When asked to write this blog post I debated about what to say.  Should I discuss the difficulties?  Should I talk about the highlights, such as when one of our young men goes to a family?  Or should it be the incredible generosity so many have shown us?  Yet what I came back to was that one without the others is incomplete.  It is the generosity of those who care about these boys and give financially that allows others to give their lives.  Without these gifts, we cannot have the highlights.  A young man who takes a step to discuss with us some of the thoughts that are bothering him, something he hasn’t done well before, is a highlight only in the gloom of the destructive and aggressive behavior that preceded it.  In the gloom, the shadows of the process, it’s hard to see the coming highlight.  Poor behavior repeated over and over again gives the impression of hopelessness, certainly to the youth and often to the parents.  Our job is to fire the flare of hope, repeatedly, in a way that allows the youth to look up and see what they can achieve, even if they don’t currently believe it.  When that achievement comes, in the way it did this past week with one of our young men, we celebrate it.  We identify to ourselves and that young man the milestone that has been marked and look back over the valley traversed.  This gives us the highlight.  An insignificant moment to others, but to our boy?
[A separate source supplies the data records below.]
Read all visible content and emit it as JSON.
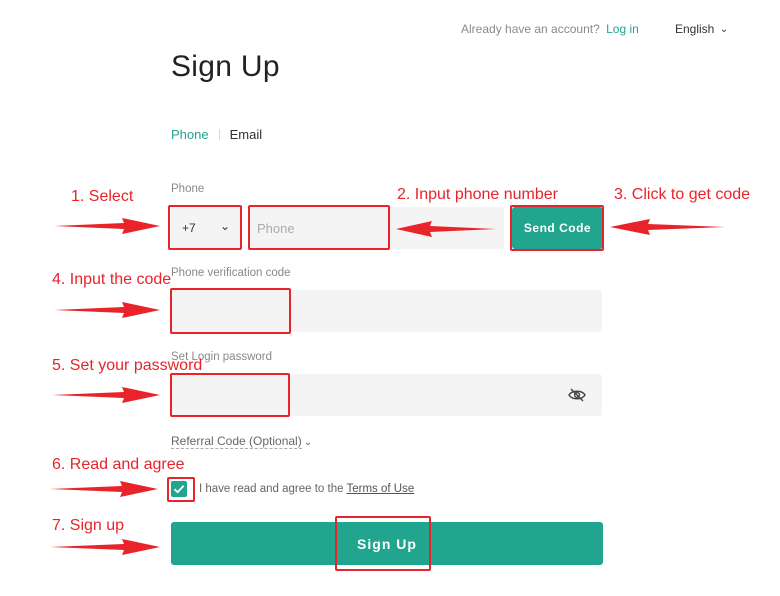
{
  "header": {
    "already_text": "Already have an account?",
    "login_link": "Log in",
    "language": "English"
  },
  "page_title": "Sign Up",
  "tabs": [
    {
      "label": "Phone",
      "active": true
    },
    {
      "label": "Email",
      "active": false
    }
  ],
  "form": {
    "phone_label": "Phone",
    "country_code": "+7",
    "phone_placeholder": "Phone",
    "send_code_label": "Send Code",
    "verification_label": "Phone verification code",
    "password_label": "Set Login password",
    "referral_label": "Referral Code (Optional)",
    "agree_text": "I have read and agree to the",
    "terms_link": "Terms of Use",
    "agreed": true,
    "signup_label": "Sign Up"
  },
  "annotations": [
    "1. Select",
    "2. Input phone number",
    "3. Click to get code",
    "4. Input the code",
    "5. Set your password",
    "6. Read and agree",
    "7. Sign up"
  ],
  "colors": {
    "accent": "#21a58f",
    "annotation": "#e8242a",
    "field_bg": "#f4f4f4"
  },
  "icons": [
    "chevron-down-icon",
    "eye-off-icon",
    "check-icon",
    "arrow-right-icon",
    "arrow-left-icon"
  ]
}
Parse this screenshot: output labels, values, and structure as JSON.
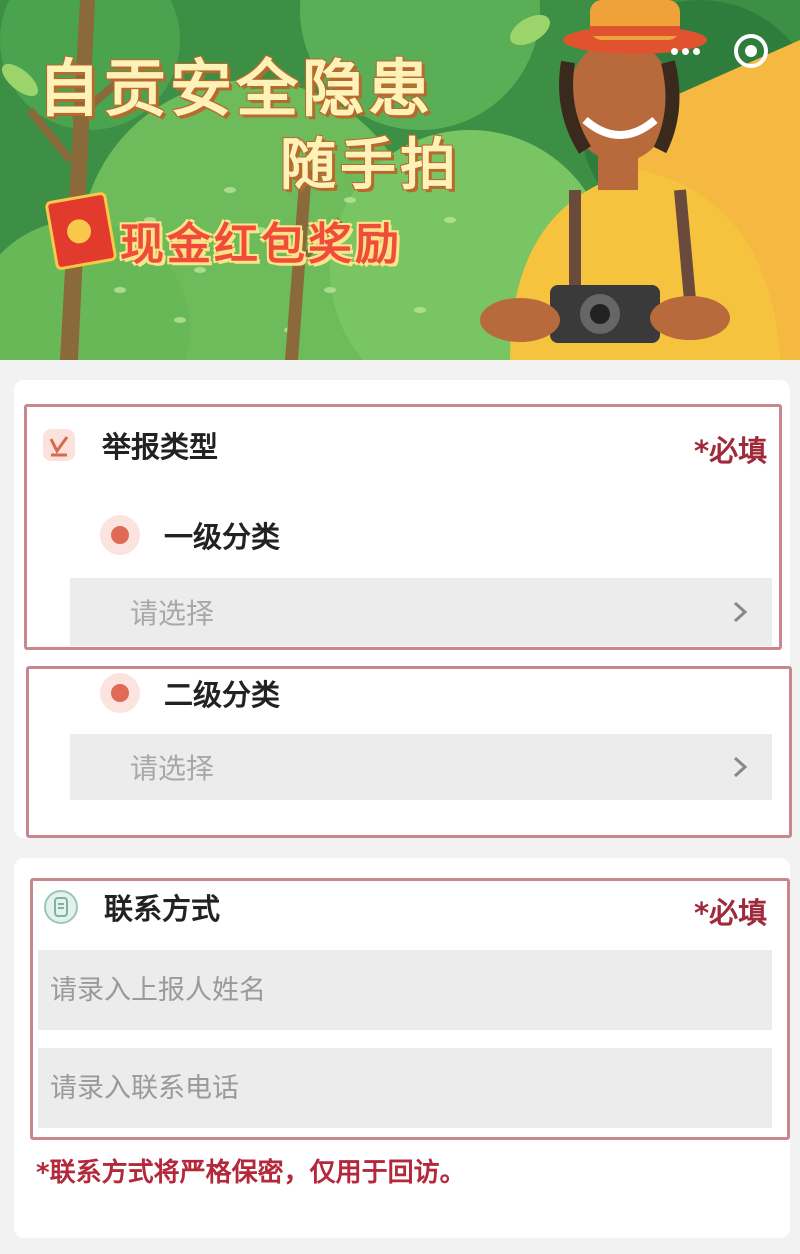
{
  "banner": {
    "title": "自贡安全隐患",
    "subtitle": "随手拍",
    "reward": "现金红包奖励"
  },
  "report_type": {
    "title": "举报类型",
    "required": "*必填",
    "level1": {
      "label": "一级分类",
      "placeholder": "请选择"
    },
    "level2": {
      "label": "二级分类",
      "placeholder": "请选择"
    }
  },
  "contact": {
    "title": "联系方式",
    "required": "*必填",
    "name_placeholder": "请录入上报人姓名",
    "phone_placeholder": "请录入联系电话",
    "note": "*联系方式将严格保密，仅用于回访。"
  },
  "colors": {
    "required_text": "#9e2a3b",
    "frame": "#c9868c",
    "dot": "#e06a56"
  }
}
Hope.  A step away from the fatigue of fighting to change seemingly intractable behavior and a public recognition or achievement.  The boy who can’t take a compliment begins to compliment others.  A young man to whom wariness is a lifestyle begins to settle down and sleep through the night.  Lying decreases, aggressiveness is mollified and real eye contact begins.

This past week we had a lot of fun playing Sprouts, a modified game of dodgeball in the gym with the boys.  The day before we got cursed at for an extended period by one of the boys who didn’t want to serve his consequences.  Then there is the young man who handled physical aggressiveness from another boy the right way.  Another youth is struggling with dyslexia concurrently with attention deficit disorder making reading extremely difficult.  A boy asks us to pray with him for self control when he is angry.  Our youngest cleans his room for four days in a row!  Another steals from peers at school.  The gloom of the difficult, the hope of the highlight and the empowering wave of generosity.  All are inevitable or necessary parts of the journey.  All are enhanced by the others.

In conclusion we hope that this is encouraging.  Undoubtedly you have struggles and while they probably don’t mirror ours they tug at you in similar ways.  May you struggle well.  May you recognize the victory when it comes.  May you enjoy the times of rest and the satisfaction of effort given for what is good.  Thank you to those whose generosity allows us to continue.  May you be blessed.